James Beard Foundation launches Sustainable Seafood Partner program

In an effort to increase access to sustainable seafood and promote sustainable seafood options, The James Beard Foundation (JBF) announced the launch of its new Sustainable Seafood Partner program 22 March. 

The program, which dovetails with the foundation’s existing “Smart Catch” program, identifies seafood purveyors that are leaders in the industry when it comes to producing or harvesting seafood sustainably.

Four companies have already pledged support for the initiative and have become partners: Skuna Bay, of Vancouver Island, Canada; Verlasso, of Chile; Australis Barramundi, of Massachusetts U.S.A; and Blue Ocean Mariculture of Hawaii, U.S.A.

“We know that chefs and restaurants drive the national trends, and we see this as an opportunity to cultivate educational conversations between the purveyors who supply seafood and chefs who prepare it,” the foundation said in a release. “Purveyors are experts on the seafood supply chain. JBF is creating this partnership to help clarify existing customer confusion around purchasing decisions by sharing purveyor expertise on topics like sustainability in aquaculture.” 

The JBF made an earlier foray into sustainable seafood with its Smart Catch program, started in 2017. Smart Catch allows chefs to become “Smart Catch Leader Restaurants” by showing that they source the majority of their seafood from sources that the Monterey Bay Aquarium Seafood Watch ranks “Yellow” or above, Smart Catch “Leaders” are recognized with the Smart Catch emblem, identifying them to customers.

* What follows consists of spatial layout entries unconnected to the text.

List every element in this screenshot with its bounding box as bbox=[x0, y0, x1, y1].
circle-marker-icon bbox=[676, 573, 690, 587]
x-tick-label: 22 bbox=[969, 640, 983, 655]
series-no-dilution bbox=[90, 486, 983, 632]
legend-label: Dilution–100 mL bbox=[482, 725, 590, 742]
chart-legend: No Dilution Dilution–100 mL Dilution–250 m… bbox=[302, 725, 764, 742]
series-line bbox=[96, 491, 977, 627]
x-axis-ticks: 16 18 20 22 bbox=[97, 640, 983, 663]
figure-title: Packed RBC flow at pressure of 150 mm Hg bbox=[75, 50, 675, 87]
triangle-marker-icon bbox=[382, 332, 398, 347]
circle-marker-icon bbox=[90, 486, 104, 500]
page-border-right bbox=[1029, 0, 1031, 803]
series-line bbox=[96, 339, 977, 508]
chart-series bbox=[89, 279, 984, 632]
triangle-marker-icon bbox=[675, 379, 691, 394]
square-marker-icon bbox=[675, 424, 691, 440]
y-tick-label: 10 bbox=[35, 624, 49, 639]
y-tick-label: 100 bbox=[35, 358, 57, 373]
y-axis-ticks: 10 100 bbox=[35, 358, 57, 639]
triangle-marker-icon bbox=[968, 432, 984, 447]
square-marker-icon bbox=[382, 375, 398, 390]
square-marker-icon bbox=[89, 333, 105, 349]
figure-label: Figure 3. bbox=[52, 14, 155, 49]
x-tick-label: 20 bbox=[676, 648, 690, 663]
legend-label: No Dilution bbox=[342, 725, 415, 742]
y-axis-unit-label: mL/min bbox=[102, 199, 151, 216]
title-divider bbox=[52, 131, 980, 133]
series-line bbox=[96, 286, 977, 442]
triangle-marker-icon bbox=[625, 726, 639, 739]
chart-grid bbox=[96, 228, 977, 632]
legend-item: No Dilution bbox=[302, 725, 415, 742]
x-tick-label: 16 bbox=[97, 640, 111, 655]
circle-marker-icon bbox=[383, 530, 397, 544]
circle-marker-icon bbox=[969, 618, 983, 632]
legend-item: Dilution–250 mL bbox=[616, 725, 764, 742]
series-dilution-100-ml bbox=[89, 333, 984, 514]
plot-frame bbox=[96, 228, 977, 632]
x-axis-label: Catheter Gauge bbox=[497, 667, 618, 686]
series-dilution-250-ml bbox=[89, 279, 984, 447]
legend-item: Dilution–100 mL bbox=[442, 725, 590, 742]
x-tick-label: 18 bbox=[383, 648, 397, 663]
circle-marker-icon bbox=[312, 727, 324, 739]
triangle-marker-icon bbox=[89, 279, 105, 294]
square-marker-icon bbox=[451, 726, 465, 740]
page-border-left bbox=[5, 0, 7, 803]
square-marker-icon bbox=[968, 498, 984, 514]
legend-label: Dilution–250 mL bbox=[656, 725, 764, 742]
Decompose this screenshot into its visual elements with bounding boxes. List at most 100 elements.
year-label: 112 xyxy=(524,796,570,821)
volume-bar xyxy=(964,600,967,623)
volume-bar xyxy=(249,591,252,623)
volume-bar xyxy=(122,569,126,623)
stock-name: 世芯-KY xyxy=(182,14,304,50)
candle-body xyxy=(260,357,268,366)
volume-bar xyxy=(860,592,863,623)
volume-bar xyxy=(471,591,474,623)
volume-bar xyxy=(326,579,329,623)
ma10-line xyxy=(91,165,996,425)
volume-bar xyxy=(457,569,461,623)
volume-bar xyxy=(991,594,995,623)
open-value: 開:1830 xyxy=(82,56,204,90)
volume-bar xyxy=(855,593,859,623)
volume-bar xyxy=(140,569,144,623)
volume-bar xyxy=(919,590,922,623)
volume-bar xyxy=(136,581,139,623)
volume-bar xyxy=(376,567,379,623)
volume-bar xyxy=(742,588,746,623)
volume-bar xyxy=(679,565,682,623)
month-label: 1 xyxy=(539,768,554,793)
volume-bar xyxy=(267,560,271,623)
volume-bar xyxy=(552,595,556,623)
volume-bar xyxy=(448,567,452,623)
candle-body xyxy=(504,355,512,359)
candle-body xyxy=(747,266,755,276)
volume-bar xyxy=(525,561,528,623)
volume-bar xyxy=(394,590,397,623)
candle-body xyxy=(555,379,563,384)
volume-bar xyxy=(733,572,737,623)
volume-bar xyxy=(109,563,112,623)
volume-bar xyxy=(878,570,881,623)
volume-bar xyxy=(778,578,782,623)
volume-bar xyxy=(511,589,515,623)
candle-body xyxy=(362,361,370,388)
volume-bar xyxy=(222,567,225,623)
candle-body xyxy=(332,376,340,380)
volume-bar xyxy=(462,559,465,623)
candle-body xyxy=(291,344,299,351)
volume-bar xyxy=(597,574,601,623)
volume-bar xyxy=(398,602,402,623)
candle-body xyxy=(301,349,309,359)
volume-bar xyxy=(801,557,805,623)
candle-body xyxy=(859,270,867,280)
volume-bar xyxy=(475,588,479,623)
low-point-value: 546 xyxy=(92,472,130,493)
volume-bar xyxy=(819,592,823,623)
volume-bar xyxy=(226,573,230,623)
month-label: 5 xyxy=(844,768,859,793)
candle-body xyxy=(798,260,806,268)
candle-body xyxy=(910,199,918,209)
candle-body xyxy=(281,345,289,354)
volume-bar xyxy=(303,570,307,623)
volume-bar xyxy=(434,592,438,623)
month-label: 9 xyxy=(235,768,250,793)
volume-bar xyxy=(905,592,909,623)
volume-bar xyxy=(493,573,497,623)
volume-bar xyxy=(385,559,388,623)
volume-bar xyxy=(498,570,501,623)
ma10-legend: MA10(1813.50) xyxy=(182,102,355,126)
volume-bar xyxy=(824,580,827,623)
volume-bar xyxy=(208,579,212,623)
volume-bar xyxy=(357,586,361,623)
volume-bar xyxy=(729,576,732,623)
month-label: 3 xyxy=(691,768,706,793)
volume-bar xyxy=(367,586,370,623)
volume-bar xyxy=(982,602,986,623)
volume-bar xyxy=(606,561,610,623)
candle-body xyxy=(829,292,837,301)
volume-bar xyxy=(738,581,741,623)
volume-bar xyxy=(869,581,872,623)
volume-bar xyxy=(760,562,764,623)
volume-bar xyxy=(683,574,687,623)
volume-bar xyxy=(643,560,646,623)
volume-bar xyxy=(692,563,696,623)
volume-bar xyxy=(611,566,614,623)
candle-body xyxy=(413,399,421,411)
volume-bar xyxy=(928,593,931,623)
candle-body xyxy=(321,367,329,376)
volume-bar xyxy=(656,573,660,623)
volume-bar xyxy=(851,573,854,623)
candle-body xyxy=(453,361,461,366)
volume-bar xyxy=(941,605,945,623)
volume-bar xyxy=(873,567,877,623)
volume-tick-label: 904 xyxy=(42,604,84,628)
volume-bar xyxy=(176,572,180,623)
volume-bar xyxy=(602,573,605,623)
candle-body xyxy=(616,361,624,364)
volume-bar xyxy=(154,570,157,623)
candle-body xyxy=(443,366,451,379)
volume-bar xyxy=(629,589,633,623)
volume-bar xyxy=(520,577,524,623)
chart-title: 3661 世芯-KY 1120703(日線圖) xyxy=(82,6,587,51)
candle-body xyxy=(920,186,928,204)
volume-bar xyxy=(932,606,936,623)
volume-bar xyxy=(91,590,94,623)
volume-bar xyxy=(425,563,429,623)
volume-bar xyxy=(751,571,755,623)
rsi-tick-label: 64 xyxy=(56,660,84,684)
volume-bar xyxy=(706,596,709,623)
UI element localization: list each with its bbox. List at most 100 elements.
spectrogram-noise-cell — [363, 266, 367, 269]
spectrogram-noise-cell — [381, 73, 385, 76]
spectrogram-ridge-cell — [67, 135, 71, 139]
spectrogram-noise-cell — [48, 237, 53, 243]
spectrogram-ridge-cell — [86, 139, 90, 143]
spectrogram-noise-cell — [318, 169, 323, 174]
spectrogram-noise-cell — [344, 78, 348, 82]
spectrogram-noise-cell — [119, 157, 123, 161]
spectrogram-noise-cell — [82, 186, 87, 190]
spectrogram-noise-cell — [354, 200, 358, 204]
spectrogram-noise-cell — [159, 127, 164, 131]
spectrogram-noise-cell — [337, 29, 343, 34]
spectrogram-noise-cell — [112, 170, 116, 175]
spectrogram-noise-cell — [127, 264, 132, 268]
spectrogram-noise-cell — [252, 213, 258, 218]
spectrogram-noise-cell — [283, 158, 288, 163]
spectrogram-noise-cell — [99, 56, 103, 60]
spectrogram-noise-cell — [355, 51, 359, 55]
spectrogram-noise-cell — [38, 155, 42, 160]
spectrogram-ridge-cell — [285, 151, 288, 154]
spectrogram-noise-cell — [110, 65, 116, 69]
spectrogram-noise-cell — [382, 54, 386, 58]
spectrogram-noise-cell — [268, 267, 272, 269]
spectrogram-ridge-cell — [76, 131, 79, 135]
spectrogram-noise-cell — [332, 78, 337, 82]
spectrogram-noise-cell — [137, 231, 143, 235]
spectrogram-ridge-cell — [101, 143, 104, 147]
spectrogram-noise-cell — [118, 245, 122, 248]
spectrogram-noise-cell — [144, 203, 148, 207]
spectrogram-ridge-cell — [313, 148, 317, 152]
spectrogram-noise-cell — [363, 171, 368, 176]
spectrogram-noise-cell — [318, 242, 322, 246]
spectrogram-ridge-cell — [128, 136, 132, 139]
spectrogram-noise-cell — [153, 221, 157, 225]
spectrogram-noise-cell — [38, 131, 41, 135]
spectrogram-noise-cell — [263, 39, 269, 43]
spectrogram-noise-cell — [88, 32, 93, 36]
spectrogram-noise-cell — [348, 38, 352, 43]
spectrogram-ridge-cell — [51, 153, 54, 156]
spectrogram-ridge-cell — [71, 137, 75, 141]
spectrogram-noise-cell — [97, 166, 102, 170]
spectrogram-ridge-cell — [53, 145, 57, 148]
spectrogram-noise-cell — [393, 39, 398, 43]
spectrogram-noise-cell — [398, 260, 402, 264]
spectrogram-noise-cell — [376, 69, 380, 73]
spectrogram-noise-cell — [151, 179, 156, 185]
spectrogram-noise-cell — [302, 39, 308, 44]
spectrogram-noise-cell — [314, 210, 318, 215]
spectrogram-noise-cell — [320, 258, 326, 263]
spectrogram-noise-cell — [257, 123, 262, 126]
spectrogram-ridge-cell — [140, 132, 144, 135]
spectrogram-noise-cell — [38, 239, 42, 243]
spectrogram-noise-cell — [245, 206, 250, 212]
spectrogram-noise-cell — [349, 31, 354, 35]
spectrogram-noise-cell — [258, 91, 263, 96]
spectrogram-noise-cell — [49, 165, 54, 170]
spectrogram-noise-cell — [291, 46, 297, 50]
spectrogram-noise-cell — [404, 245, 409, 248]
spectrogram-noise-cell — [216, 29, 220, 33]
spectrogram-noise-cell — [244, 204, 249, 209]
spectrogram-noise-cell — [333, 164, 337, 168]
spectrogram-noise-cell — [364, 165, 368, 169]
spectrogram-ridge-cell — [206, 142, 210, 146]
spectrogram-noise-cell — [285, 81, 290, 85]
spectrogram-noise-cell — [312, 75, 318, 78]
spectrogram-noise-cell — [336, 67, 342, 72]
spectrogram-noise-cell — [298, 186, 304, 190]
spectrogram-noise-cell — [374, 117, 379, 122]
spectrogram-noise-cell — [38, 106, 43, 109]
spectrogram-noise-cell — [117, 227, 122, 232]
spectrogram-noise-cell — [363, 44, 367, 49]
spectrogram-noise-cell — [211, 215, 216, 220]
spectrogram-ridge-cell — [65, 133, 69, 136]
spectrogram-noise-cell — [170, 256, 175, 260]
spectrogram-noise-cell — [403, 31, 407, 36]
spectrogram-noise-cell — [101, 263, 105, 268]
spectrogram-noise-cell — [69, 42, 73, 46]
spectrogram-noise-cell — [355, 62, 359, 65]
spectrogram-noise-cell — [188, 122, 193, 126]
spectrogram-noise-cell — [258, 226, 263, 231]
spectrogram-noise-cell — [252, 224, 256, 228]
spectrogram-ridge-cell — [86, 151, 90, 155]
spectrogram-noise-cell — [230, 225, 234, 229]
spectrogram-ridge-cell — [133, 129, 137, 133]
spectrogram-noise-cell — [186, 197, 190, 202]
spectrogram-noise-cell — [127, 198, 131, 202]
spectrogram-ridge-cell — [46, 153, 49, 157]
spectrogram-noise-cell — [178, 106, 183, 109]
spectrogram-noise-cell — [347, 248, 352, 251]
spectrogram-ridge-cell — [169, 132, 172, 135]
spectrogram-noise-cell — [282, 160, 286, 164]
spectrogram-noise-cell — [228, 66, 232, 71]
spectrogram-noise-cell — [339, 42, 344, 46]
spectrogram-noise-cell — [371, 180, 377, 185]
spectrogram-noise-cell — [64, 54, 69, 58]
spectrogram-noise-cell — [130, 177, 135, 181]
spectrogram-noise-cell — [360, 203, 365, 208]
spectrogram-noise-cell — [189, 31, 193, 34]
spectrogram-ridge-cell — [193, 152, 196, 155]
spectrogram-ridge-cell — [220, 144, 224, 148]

The new partner program will allow chefs to quickly identify seafood purveyors that meet the standards needed for the Smart Catch program, JBF said.

“This criteria includes ensuring the fish have plenty of room to grow and swim, that nutritious feed is provided, and that their farms have a positive impact on the surrounding environment,” JBF said. “Partnering with JBF provides seafood purveyors with access to chefs and other restaurant professionals, facilitating a direct conversation about what each side of the industry needs to promote sustainable seafood to drive true cultural change.” 

Partners in the program will also have to attend relevant industry events and public forums across the U.S., including JBF summits and culinary labs related to their products. 

The motivation behind the new partner program is similar to the Smart Catch program. With 90 percent of the world’s fisheries either fully fished or overfished, according to the Food and Agriculture Organization of the United Nations, the foundation has made promoting sustainability a priority. 

“Preserving marine life to assure stable fishing stocks and promoting sustainably farmed options is directly aligned with JBF’s work to promote a healthy and sustainable food culture,” the foundation said. 

Katherine Miller, senior director of food policy advocacy for the JBF, said the new program will allow businesses to “share their unique expertise with chefs, and other restaurant professionals, bringing both sides of the industry together to change the way we think about the seafood on our plate.”

Todd Madsen, president of Blue Ocean Mariculture, said that they’re “thrilled to be included” in the new program. 

“We're passionate and committed to what we do, and we look forward to working with other producers, restaurants, chefs and consumers to increase availability and awareness around sustainable seafood,” he said. 

Australis Marketing Director Julie Qiu said her company also jumped at the chance to be involved with the new program, particularly due to the JBF’s reputation in the restaurant industry. She added that the new partner program will help both the industry and the chefs, by fostering conversations outside of the traditional sales-oriented venues. 

“We see them to be a key influencer within the culinary space, and really admire the types of programs and communications they do to help educate chefs,” Qiu said. “We were really excited when they reached out to us with this opportunity, because I think it gives us access to a great number of chefs that have always been a supporter of them. We can certainly learn a lot and better understand what the chefs are looking for.” 

Portland, Oregon, U.S.A.-based chef Gregory Gourdet, a 2018 James Beard Award semifinalist, said sourcing of sustainable seafood is becoming increasingly important in the restaurant world. 

“Consumers are paying closer attention to where their seafood comes from,” he said. 

Gourdet said he currently sources a lot of kanpachi from Blue Ocean, one of the program’s pilot partners. 

“I’m proud to serve Hawaiian kanpachi to my guests – not only because it's delicious, but because I know where it's from, how it's sourced and how it affects the ecosystem,” he said. 

While the first group of Sustainable Seafood Partners are all aquaculture companies, the JBF said the partner program is open to any seafood purveyor that can meet the relevant criteria. 

“JBF seeks to expand its seafood partnerships to include a cross-section of suppliers and producers representing every aspect of the sustainable seafood industry,” it said.